O Sr. José Magalhães (PCP): - Sr. Deputado Almeida Santos, quer V. Exa. reeditar todo o debate sobre, não apenas o artigo 290.°, mas a construção da vertente ou do vector antilatifundista da Constituição nas suas múltiplas expressões, múltiplas na sua parte geral, múltiplas na organização económica especificamente, múltiplas inclusivamente nesse elemento sumarizador da Constituição que é o próprio artigo 290.°?

O Sr. Presidente: - O que eu quis significar foi isto: o PCP pode com alguma lógica argumentar que a apropriação colectiva dos principais meios de produção é não só um princípio mas uma obrigação constitucional, a partir de um certo entendimento histórico da Constituição. Se esquecermos todos estes doze anos em que ninguém apropriou coisa nenhuma, tem esse direito.

O Sr. José Magalhães (PCP): - E não só, decorre do artigo 80.°

O Sr. Presidente: - Não é a mesma coisa relativamente aos latifúndios. Leia, distinga e veja que não é. Relativamente aos latifúndios, é uma faculdade já hoje, e como faculdade continua na nossa proposta. Um governo que queira expropriar os latifúndios expropria, um governo que não queira expropriá-los não os expropria.

O Sr.

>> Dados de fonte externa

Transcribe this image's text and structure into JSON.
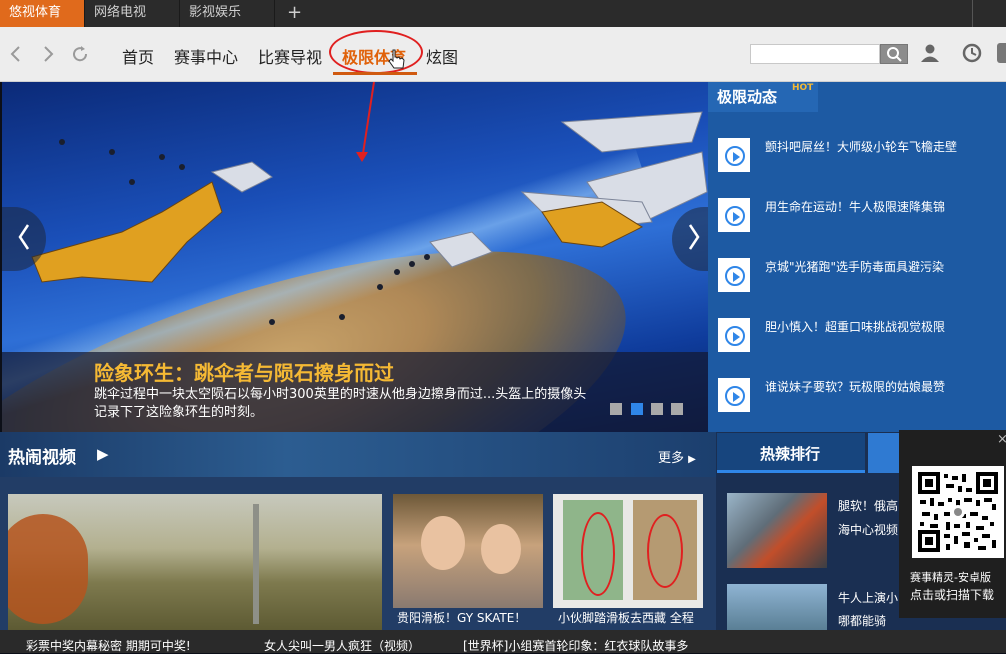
{
  "tabs": [
    {
      "label": "悠视体育",
      "active": true
    },
    {
      "label": "网络电视",
      "active": false
    },
    {
      "label": "影视娱乐",
      "active": false
    }
  ],
  "tab_add": "+",
  "nav": {
    "back_icon": "chevron-left-icon",
    "forward_icon": "chevron-right-icon",
    "refresh_icon": "refresh-icon",
    "menu": [
      "首页",
      "赛事中心",
      "比赛导视",
      "极限体育",
      "炫图"
    ],
    "active_menu": "极限体育",
    "search_placeholder": "",
    "accent": "#e0620a"
  },
  "hero": {
    "title": "险象环生：跳伞者与陨石擦身而过",
    "desc": "跳伞过程中一块太空陨石以每小时300英里的时速从他身边擦身而过...头盔上的摄像头记录下了这险象环生的时刻。",
    "dots": 4,
    "active_dot": 1
  },
  "side": {
    "title": "极限动态",
    "hot": "HOT",
    "items": [
      "颤抖吧屌丝！大师级小轮车飞檐走壁",
      "用生命在运动！牛人极限速降集锦",
      "京城\"光猪跑\"选手防毒面具避污染",
      "胆小慎入！超重口味挑战视觉极限",
      "谁说妹子要软？玩极限的姑娘最赞"
    ]
  },
  "hot_videos": {
    "title": "热闹视频",
    "more": "更多",
    "captions": [
      "贵阳滑板！GY SKATE！",
      "小伙脚踏滑板去西藏 全程"
    ]
  },
  "ranking": {
    "title": "热辣排行",
    "items": [
      "腿软！俄高",
      "海中心视频",
      "牛人上演小",
      "哪都能骑"
    ]
  },
  "qr": {
    "label1": "赛事精灵-安卓版",
    "label2": "点击或扫描下载",
    "close": "×"
  },
  "ticker": [
    "彩票中奖内幕秘密 期期可中奖!",
    "女人尖叫一男人疯狂（视频）",
    "[世界杯]小组赛首轮印象：红衣球队故事多"
  ]
}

José Magalhães (PCP): - É evidente que, se introduzirmos aqui, por apenso, a discussão sobre o que é uma Constituição dirigente, é necessário aí oferecer o mérito da tese do meu camarada Gomes Canotilho. Quer V. Exa. isso? É evidente que entraremos numa discussão, aliás extremamente interessante sob o ponto de vista jurídico-constitucional, sobre qual seja a diferença entre uma mera faculdade constitucional e uma verdadeira e própria obrigação constitucional em que o legislador e os órgãos de soberania têm sempre uma determinada margem de determinação que lhes pode permitir marcar os ritmos, marcar até o se, em determinado momento, mas sem que fiquem isentos da vinculação, nem se torne o impulso transformador numa realidade fenecida ou irrelevante. E estabelecer a diferença entre isto e uma faculdade é coisa que se faz em direito constitucional. Pode não querer fazer-se politicamente, pode querer ignorar-se politicamente para atenuar a gravidade de uma determinada alteração de posição.

O Sr. Presidente: - Eu não quero passar por inocente.

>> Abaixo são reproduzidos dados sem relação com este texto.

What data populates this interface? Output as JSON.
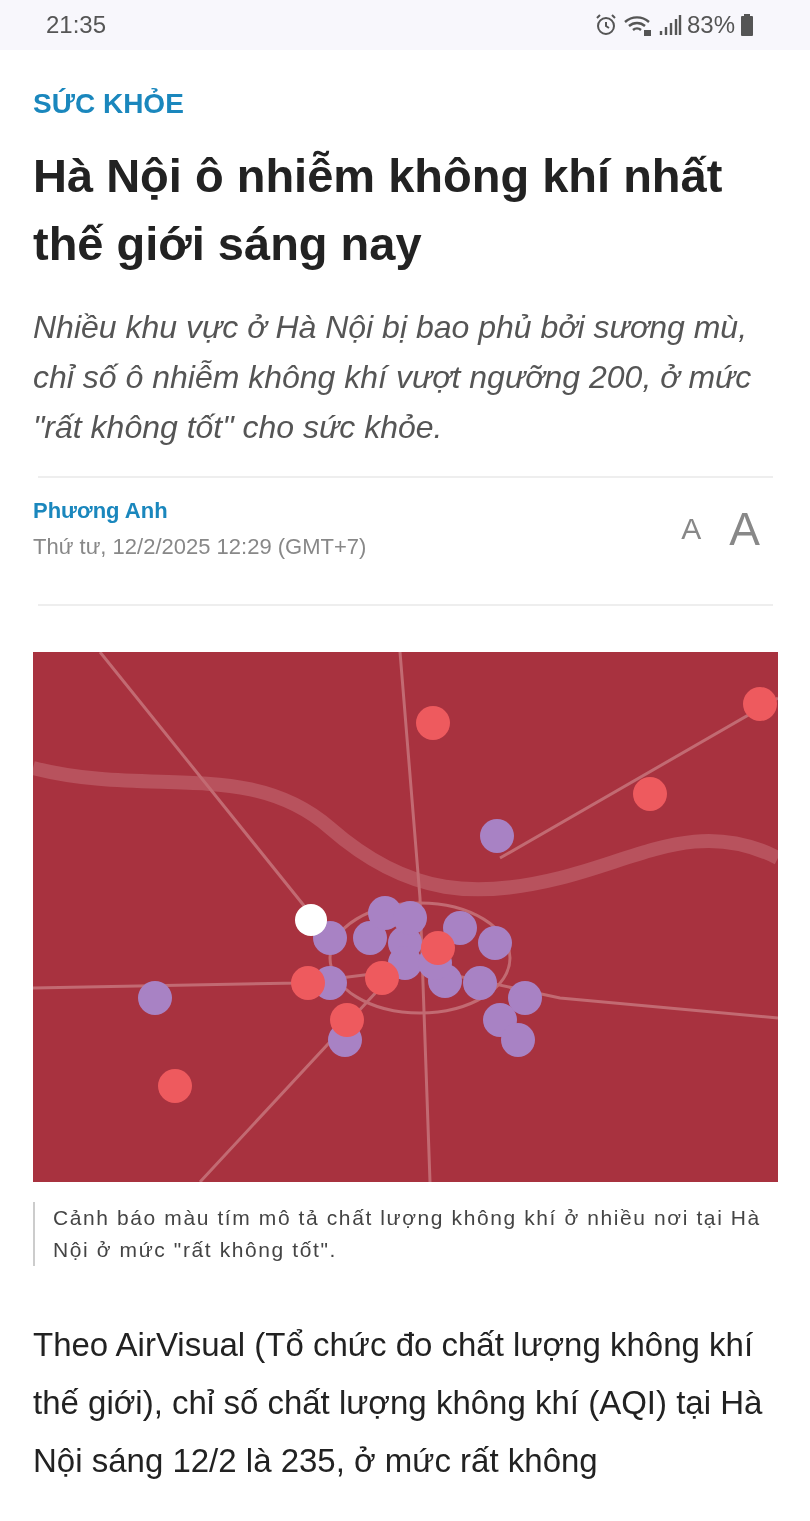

O Sr. José Magalhães (PCP): - Mas, por demais, faz-se tal!

O Sr. Presidente: - Não quero desresponsabilizar-me. Quero que saiba que a nossa convicção é que a eliminação dos latifúndios não é, na Constituição actual, uma obrigação igual à apropriação colectiva dos principais meios de produção. Mas, se for, assumimos que deixe de ser. Assumimos conscientemente que, se é uma obrigação, deve passar a ser uma faculdade.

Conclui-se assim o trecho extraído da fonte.